Босая Аленина действительно уехала в город, села на электричку и укатила, а взмыленные от погони ее одноклассницы вместе с Галиной Аркадьевной и Ниной Львовной остались ни с чем. Под дождиком, на деревянной платформе, с двумя разрумянившимися во сне, спящими пьяными людьми возле лавочки. Нина Львовна была права, когда сказала, что нужно немедленно заявить в милицию, но и Галина Аркадьевна тоже была права, когда напомнила ей, что одна заявка в милицию уже была, и совсем недавно. Решили сделать вот что: дозвониться со станции в Москву, в квартиру Алениных, и сообщить, что она едет в город. Тем же самым вороватым бегом, не сбавляя темпа, понеслись под открытыми зонтами в лагерь, чтобы посмотреть в классном журнале телефон Алениных. Пока суд да дело, плюс один автомат не работал, а второй оказался рядом с почтой, а почта от станции – еще минут десять бегом, а если пешком, то и тридцать, – короче, когда наконец дозвонились, то нарвались на бабушку, которая исступленно рыдала и еле смогла прокричать им, что ее дочке только что позвонили из психдиспансера города Мытищи, куда прямо с поезда доставили хрупкую, истощенную Аленину, оттого что она, оказывается, прямо в поезде начала страшно кричать и кататься по вагону. И, прорыдала бабушка, дочка ее уже отправилась туда, в Мытищи, в психдиспансер.

– Ужас, – сказала Нина Львовна, положив трубку. – Больной ребенок. Плюс, конечно, распущенный. Мы абсолютно ни при чем. Здесь будет заключение врача.

– Да, – кивнула Галина Аркадьевна, чувствуя, как что-то закипает в затылке. – Нужно все-таки сообщить ее отцу.

– Отцу? – Нина Львовна неуступчиво выкатила белки. – Какому?

– Ну, этому, – выразительно понизив голос, ответила Галина Аркадьевна, – ну, отцу. Чугровскому.

– Ну, не сейчас, – решила Нина Львовна. – А послезавтра. Пусть он сначала приедет к нам на праздник. На закрытие лагеря. Чтобы все было как ни в чем не бывало. А после праздника, если он заметит, что Алениной нету, тогда сообщим. Это семейные дела.

– Ну хорошо. Давайте так, – согласилась Галина Аркадьевна и потерла затылок ладонью.

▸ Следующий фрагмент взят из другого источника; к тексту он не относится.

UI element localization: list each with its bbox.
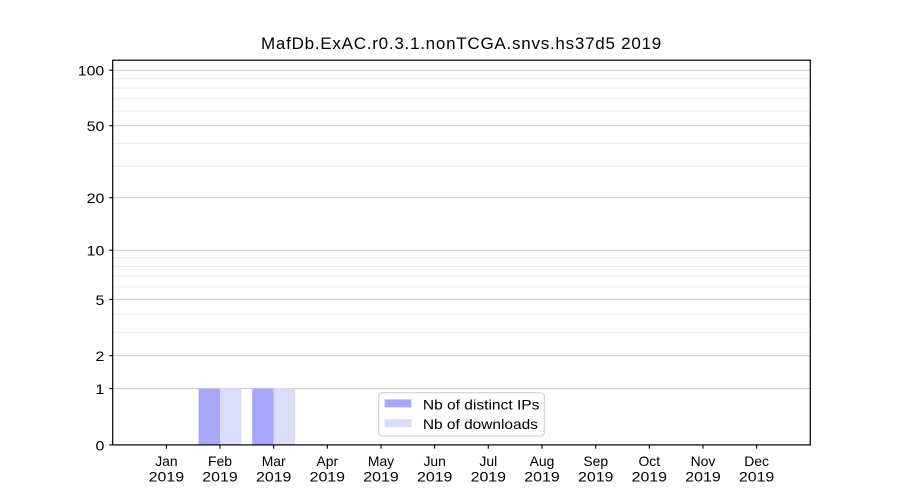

Вернувшись в лагерь, вымытые, с мокрыми головами девочки, у которых от длинных пробежек – от бани до станции, со станции до лагеря и обратно на станцию – все мытье с бадузаном вместе пошло насмарку, тут же рассказали мальчикам про Аленину, и Чугров, покрывшись бурыми пятнами волнения, ворвался в палатку к Нине Львовне и Галине Аркадьевне с криком:

– Это правда?

– Что – это? – вскрикнула Галина Аркадьевна, которая как раз собиралась пойти в лес, чтобы почистить себе зубы на ночь.

– Про Аленину? – чуть не разрыдался нервный и артистический Чугров. – Про Лену?

– Успокойся, Чугров, – мягко попросила вставшая с раскладушки Нина Львовна и поправила свою левую щеку, потому что слегка отлежала ее. – Лену Аленину все равно нужно было показать врачам. Она плохо учится, невнимательна на уроках, опаздывает. Лилиан Степановна давно подозревала у нее глисты.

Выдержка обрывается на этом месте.